Hospice seeks health-care views for Obama

December 29, 2008|By CHRIS COPLEY

Ever had a problem with health insurance?

Do you think the United States should have a national health-care system?

How do you find a good, local doctor?

The incoming administration of President-elect Barack Obama is soliciting input on these and other issues as it considers how to improve health-care delivery in the United States. To get comments from citizens, Obama's transition team has asked health-related agencies to host public meetings across the nation.

Hospice of Washington County scheduled two such meetings on Tuesday, Dec. 30, at Hospice's offices at 747 Northern Avenue in Hagerstown. Marie Thompson, nursing services director at Hospice of Washington County will moderate a session at 2 p.m. Dr. Cynthia Kuttner-Sands, a local physician and associate medical director at Hospice of Washington County, will lead a session at 7 p.m.

Shelley Steiner, director of marketing and community relations for Hospice, said the format of both discussions will involve small group discussions led by facilitators.


The Obama transition team is looking for input on various health care topics, such as costs, health insurance, preventative care and other aspects of health care, Steiner said.
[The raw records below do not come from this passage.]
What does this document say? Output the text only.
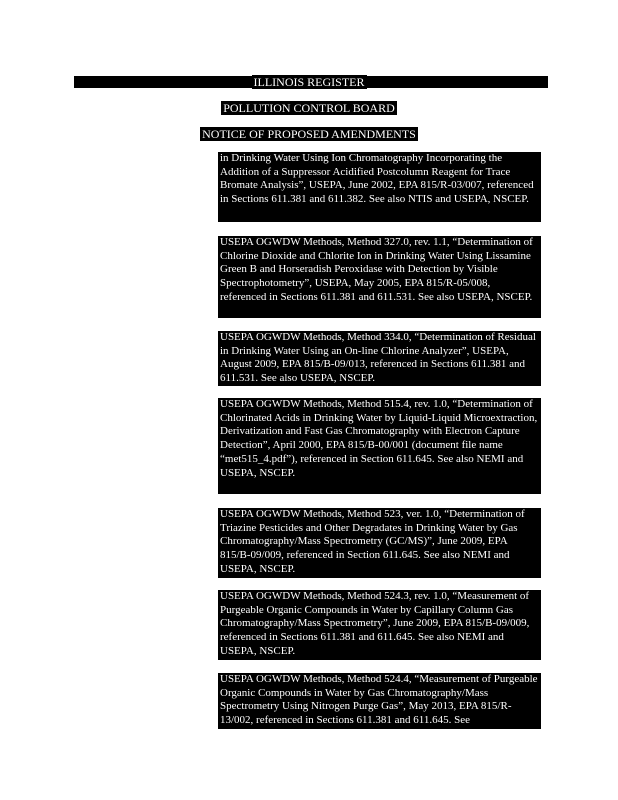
ILLINOIS REGISTER
POLLUTION CONTROL BOARD
NOTICE OF PROPOSED AMENDMENTS
in Drinking Water Using Ion Chromatography Incorporating the Addition of a Suppressor Acidified Postcolumn Reagent for Trace Bromate Analysis”, USEPA, June 2002, EPA 815/R-03/007, referenced in Sections 611.381 and 611.382. See also NTIS and USEPA, NSCEP.
USEPA OGWDW Methods, Method 327.0, rev. 1.1, “Determination of Chlorine Dioxide and Chlorite Ion in Drinking Water Using Lissamine Green B and Horseradish Peroxidase with Detection by Visible Spectrophotometry”, USEPA, May 2005, EPA 815/R-05/008, referenced in Sections 611.381 and 611.531. See also USEPA, NSCEP.
USEPA OGWDW Methods, Method 334.0, “Determination of Residual in Drinking Water Using an On-line Chlorine Analyzer”, USEPA, August 2009, EPA 815/B-09/013, referenced in Sections 611.381 and 611.531. See also USEPA, NSCEP.
USEPA OGWDW Methods, Method 515.4, rev. 1.0, “Determination of Chlorinated Acids in Drinking Water by Liquid-Liquid Microextraction, Derivatization and Fast Gas Chromatography with Electron Capture Detection”, April 2000, EPA 815/B-00/001 (document file name “met515_4.pdf”), referenced in Section 611.645. See also NEMI and USEPA, NSCEP.
USEPA OGWDW Methods, Method 523, ver. 1.0, “Determination of Triazine Pesticides and Other Degradates in Drinking Water by Gas Chromatography/Mass Spectrometry (GC/MS)”, June 2009, EPA 815/B-09/009, referenced in Section 611.645. See also NEMI and USEPA, NSCEP.
USEPA OGWDW Methods, Method 524.3, rev. 1.0, “Measurement of Purgeable Organic Compounds in Water by Capillary Column Gas Chromatography/Mass Spectrometry”, June 2009, EPA 815/B-09/009, referenced in Sections 611.381 and 611.645. See also NEMI and USEPA, NSCEP.
USEPA OGWDW Methods, Method 524.4, “Measurement of Purgeable Organic Compounds in Water by Gas Chromatography/Mass Spectrometry Using Nitrogen Purge Gas”, May 2013, EPA 815/R-13/002, referenced in Sections 611.381 and 611.645. See
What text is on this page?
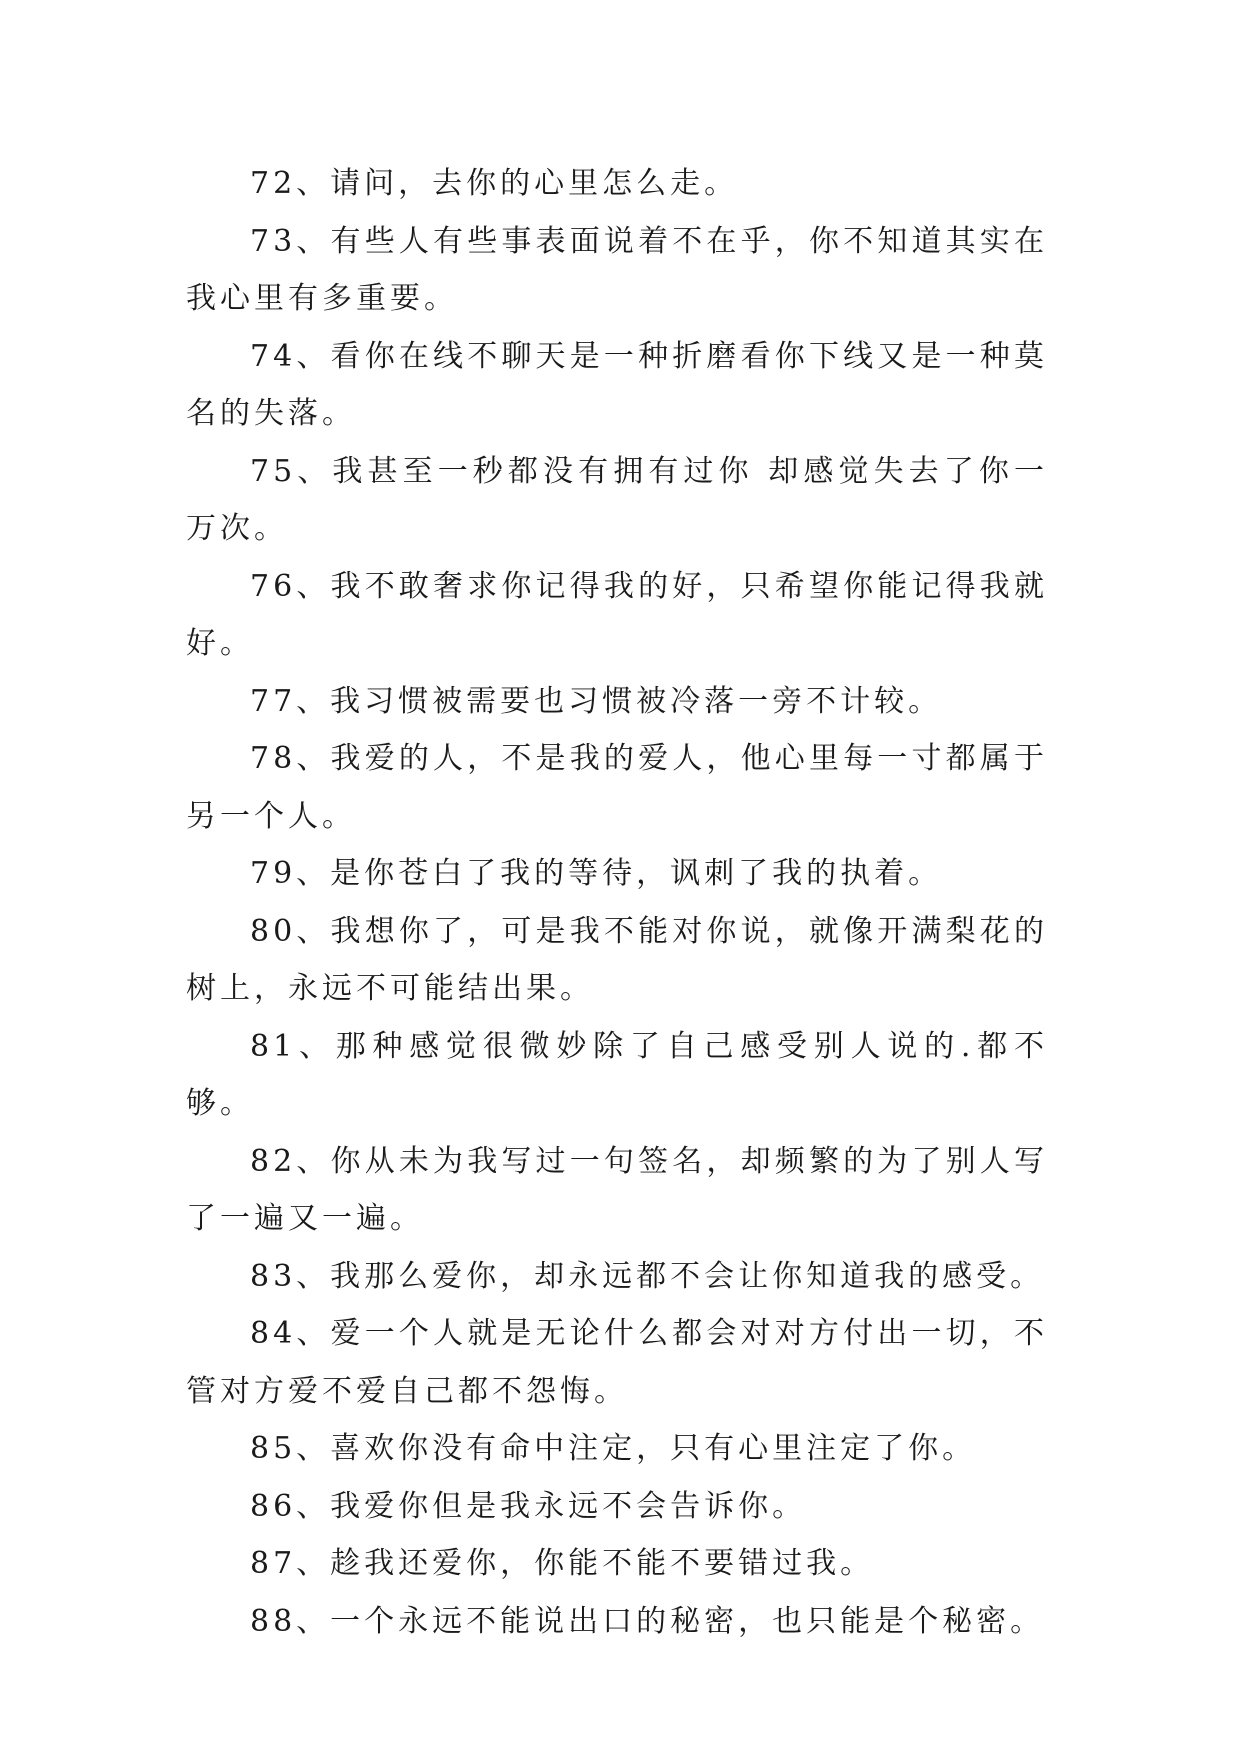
72、请问，去你的心里怎么走。

73、有些人有些事表面说着不在乎，你不知道其实在我心里有多重要。

74、看你在线不聊天是一种折磨看你下线又是一种莫名的失落。

75、我甚至一秒都没有拥有过你 却感觉失去了你一万次。

76、我不敢奢求你记得我的好，只希望你能记得我就好。

77、我习惯被需要也习惯被冷落一旁不计较。

78、我爱的人，不是我的爱人，他心里每一寸都属于另一个人。

79、是你苍白了我的等待，讽刺了我的执着。

80、我想你了，可是我不能对你说，就像开满梨花的树上，永远不可能结出果。

81、那种感觉很微妙除了自己感受别人说的.都不够。

82、你从未为我写过一句签名，却频繁的为了别人写了一遍又一遍。

83、我那么爱你，却永远都不会让你知道我的感受。

84、爱一个人就是无论什么都会对对方付出一切，不管对方爱不爱自己都不怨悔。

85、喜欢你没有命中注定，只有心里注定了你。

86、我爱你但是我永远不会告诉你。

87、趁我还爱你，你能不能不要错过我。

88、一个永远不能说出口的秘密，也只能是个秘密。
The public is invited to come with questions, concerns and personal stories of good or bad care.

"We all participate in the national health care system as it is. Here's an opportunity to have some input," Steiner said.

Hospice is serving as a host, Steiner said, to give members of the local community an opportunity to contribute ideas and solutions as new policies and plans are developed for the health-care system. People of all ages, all walks of life, and all viewpoints are encouraged to attend, she said.

Although Hospice is hosting the meetings, Steiner said the discussion will not be limited to Hospice-related issues.

"There's a strict guide we were sent by the transition team," she said. "We'll all get together and take a short survey of three questions. We're going to get into groups of 20 to 30 people, so everyone has a chance to talk. We'll be asked a series of questions sent by the transition team."

Steiner said the meetings will take about an hour and a half. She said there would be opportunity for all participants to give their viewpoints. Comments from the meetings will be forwarded to the transition team the day after the meetings.